Sixth: '"Good observation!" John screamed as he ran onward.' This part seemed rushed and by this point I viewed John as a childish hero. He doesn't strike me as someone to admire, but someone to chastise. Again, this could be something you were going for, but his personality was not one I fell in love with.
Seventh: When John sat in the chair, I almost expected an explanation as to why he was at the castle. A sort of, how I got here memoir, to help clarify what I was reading. Instead, the next sentence rushed into the introduction of the princess and I was like, 'oh okay, were moving on then.' lol. It was one of those moments where I felt rushed through the story and didn't have time to absorb and understand.
Eighth: The one bad thing I have to say of Lyra is how easily she was about to disrobe for the bad guy. Later on she talks of how he is gross and she's glad to be away, but then why, earlier on, was she about to be like, okay lets disrobe without any questions asked?? She didn't protest once to the suggestion and that striked me as odd.

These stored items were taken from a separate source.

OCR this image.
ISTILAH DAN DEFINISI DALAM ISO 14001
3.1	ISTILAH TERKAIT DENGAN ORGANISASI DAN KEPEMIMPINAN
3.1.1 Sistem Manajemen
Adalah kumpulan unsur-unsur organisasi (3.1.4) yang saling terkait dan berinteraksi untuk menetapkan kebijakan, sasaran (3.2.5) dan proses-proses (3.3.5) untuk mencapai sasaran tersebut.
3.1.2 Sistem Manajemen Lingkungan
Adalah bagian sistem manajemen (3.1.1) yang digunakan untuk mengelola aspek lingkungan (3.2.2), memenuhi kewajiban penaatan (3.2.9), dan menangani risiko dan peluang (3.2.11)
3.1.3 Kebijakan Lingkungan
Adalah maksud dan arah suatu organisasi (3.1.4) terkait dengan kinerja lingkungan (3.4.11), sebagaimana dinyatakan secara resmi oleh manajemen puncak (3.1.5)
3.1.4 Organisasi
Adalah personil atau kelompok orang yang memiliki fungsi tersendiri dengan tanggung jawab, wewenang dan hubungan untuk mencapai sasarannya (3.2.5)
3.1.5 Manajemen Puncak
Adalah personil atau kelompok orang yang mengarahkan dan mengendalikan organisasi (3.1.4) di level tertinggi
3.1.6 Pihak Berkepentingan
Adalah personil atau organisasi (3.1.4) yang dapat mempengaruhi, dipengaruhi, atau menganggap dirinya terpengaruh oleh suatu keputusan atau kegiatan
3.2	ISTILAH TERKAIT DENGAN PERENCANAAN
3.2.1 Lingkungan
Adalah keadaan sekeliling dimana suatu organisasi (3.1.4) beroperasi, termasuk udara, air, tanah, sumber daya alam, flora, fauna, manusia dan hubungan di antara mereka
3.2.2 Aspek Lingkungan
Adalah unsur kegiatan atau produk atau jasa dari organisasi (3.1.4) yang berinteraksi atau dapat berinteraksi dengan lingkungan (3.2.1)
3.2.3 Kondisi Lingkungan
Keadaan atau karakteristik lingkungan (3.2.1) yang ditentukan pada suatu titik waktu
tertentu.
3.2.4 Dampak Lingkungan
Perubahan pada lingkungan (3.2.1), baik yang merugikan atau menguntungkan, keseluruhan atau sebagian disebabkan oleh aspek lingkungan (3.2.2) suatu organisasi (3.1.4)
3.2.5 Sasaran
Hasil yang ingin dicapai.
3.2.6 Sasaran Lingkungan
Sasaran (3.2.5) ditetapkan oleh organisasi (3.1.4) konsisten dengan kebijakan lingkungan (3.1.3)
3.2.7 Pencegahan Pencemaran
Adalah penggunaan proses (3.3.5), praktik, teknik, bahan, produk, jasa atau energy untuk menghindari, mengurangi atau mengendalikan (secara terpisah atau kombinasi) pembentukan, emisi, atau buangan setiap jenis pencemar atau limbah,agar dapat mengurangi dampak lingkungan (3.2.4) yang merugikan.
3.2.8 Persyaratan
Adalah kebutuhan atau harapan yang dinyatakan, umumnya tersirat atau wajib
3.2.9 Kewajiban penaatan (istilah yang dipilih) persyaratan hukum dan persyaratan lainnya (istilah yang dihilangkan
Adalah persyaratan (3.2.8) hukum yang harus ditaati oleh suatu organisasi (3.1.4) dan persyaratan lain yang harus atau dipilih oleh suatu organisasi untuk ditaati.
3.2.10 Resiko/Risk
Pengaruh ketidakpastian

Ninth: When the bad guy screamed he was accosted and needed help, I almost expected him to say "I've fallen and I can't get up!" Mixed emotions. I wanted to chuckle because of Lyra's words, but also I was like meh can't he say something less cheesy?
Tenth: The sleepy stuff. Chloroform. Wouldn't someone using the sleepy stuff know the name of it?? Or was this another moment for comedy?

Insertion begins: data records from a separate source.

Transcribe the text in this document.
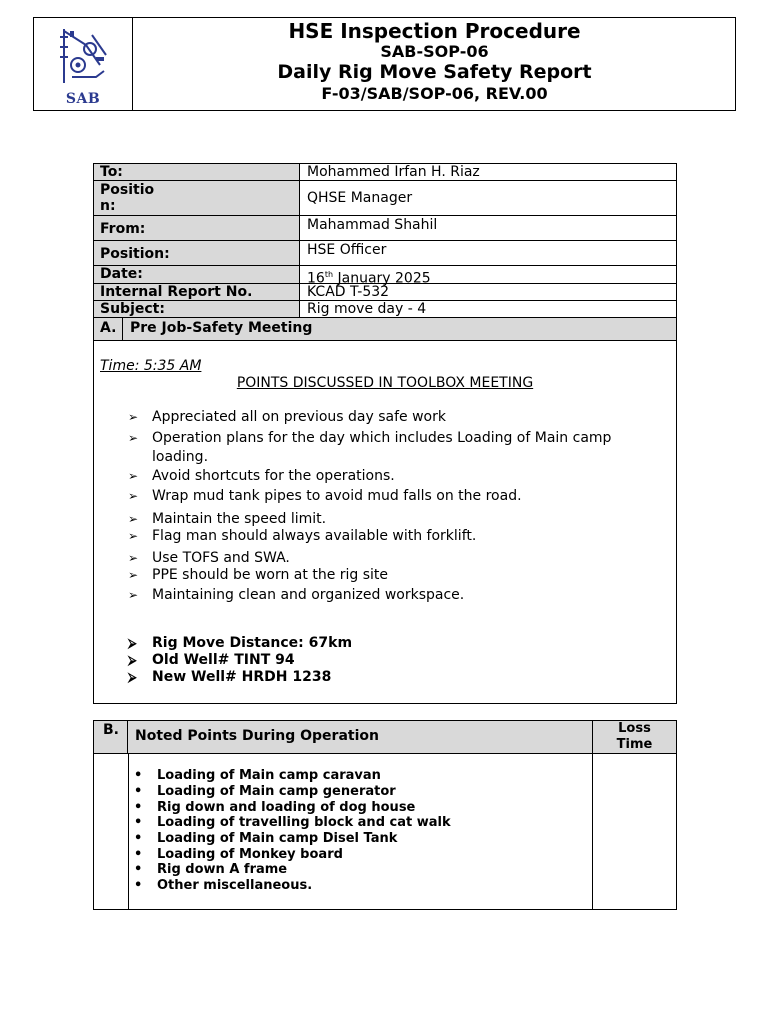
SAB
HSE Inspection Procedure
SAB-SOP-06
Daily Rig Move Safety Report
F-03/SAB/SOP-06, REV.00
To:	Mohammed Irfan H. Riaz
Positio
n:	QHSE Manager
From:	Mahammad Shahil
Position:	HSE Officer
Date:	16th January 2025
Internal Report No.	KCAD T-532
Subject:	Rig move day - 4
A. Pre Job-Safety Meeting
Time: 5:35 AM
POINTS DISCUSSED IN TOOLBOX MEETING
➢ Appreciated all on previous day safe work
➢ Operation plans for the day which includes Loading of Main camp loading.
➢ Avoid shortcuts for the operations.
➢ Wrap mud tank pipes to avoid mud falls on the road.
➢ Maintain the speed limit.
➢ Flag man should always available with forklift.
➢ Use TOFS and SWA.
➢ PPE should be worn at the rig site
➢ Maintaining clean and organized workspace.
⮚ Rig Move Distance: 67km
⮚ Old Well# TINT 94
⮚ New Well# HRDH 1238
B. Noted Points During Operation	Loss
Time
• Loading of Main camp caravan
• Loading of Main camp generator
• Rig down and loading of dog house
• Loading of travelling block and cat walk
• Loading of Main camp Disel Tank
• Loading of Monkey board
• Rig down A frame
• Other miscellaneous.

Eleventh: 'hella pissed.' Did they say hella during this time period? Or another moment for comedy?
Twelth: The no. really. no. really. I couldn't imagine if John was just repeating the word really? Or if he was changing his tone to try and wheedle himself into her good graces. And then the no. ugh. fine. I felt Lyra gave up to easily there. I would've enjoyed it if it had just ended at no, a declaration of her stubbornness and character.
Thirteenth: The strawberry comment gave me pause. Was that meant to be dirty? Seems a bit out of place.
Fourteenth: When was it ever a good idea to drink when you realize the princess has been taken by goblins? I didn't find that humorous. I found it ridiculous actually. It didn't make sense! And it felt as if it were an attempt at something funny, as if the writer read through the story, then said I need something else. And without much thought made the hero drunk for funsies. It wasn't a part of the story I was partial towards. Maybe if they were in a bar and were drinking together, and she was taken from there? It might have flowed better, but the hero now drunk was an abrupt addition and it just didn't flow in my mind.
Fifteenth: If John is talking while drunk, and Minsor and Lyra are close by, how did none of them hear him before he charged into the clearing?? Another thing that didn't make sense to me.
Sixteenth: The last paragraph was a cute way to end.
Overall, it was a meh kind of short story for me. Usually when I read something, I expect it to make sense. If a character does something, there's a reason for it. When some of the characters did things that didn't make sense it was off putting and I found myself wondering, why instead of laughing.
There were some great parts. Great imagery. Lyra was a strong character, but not everything was all there for me.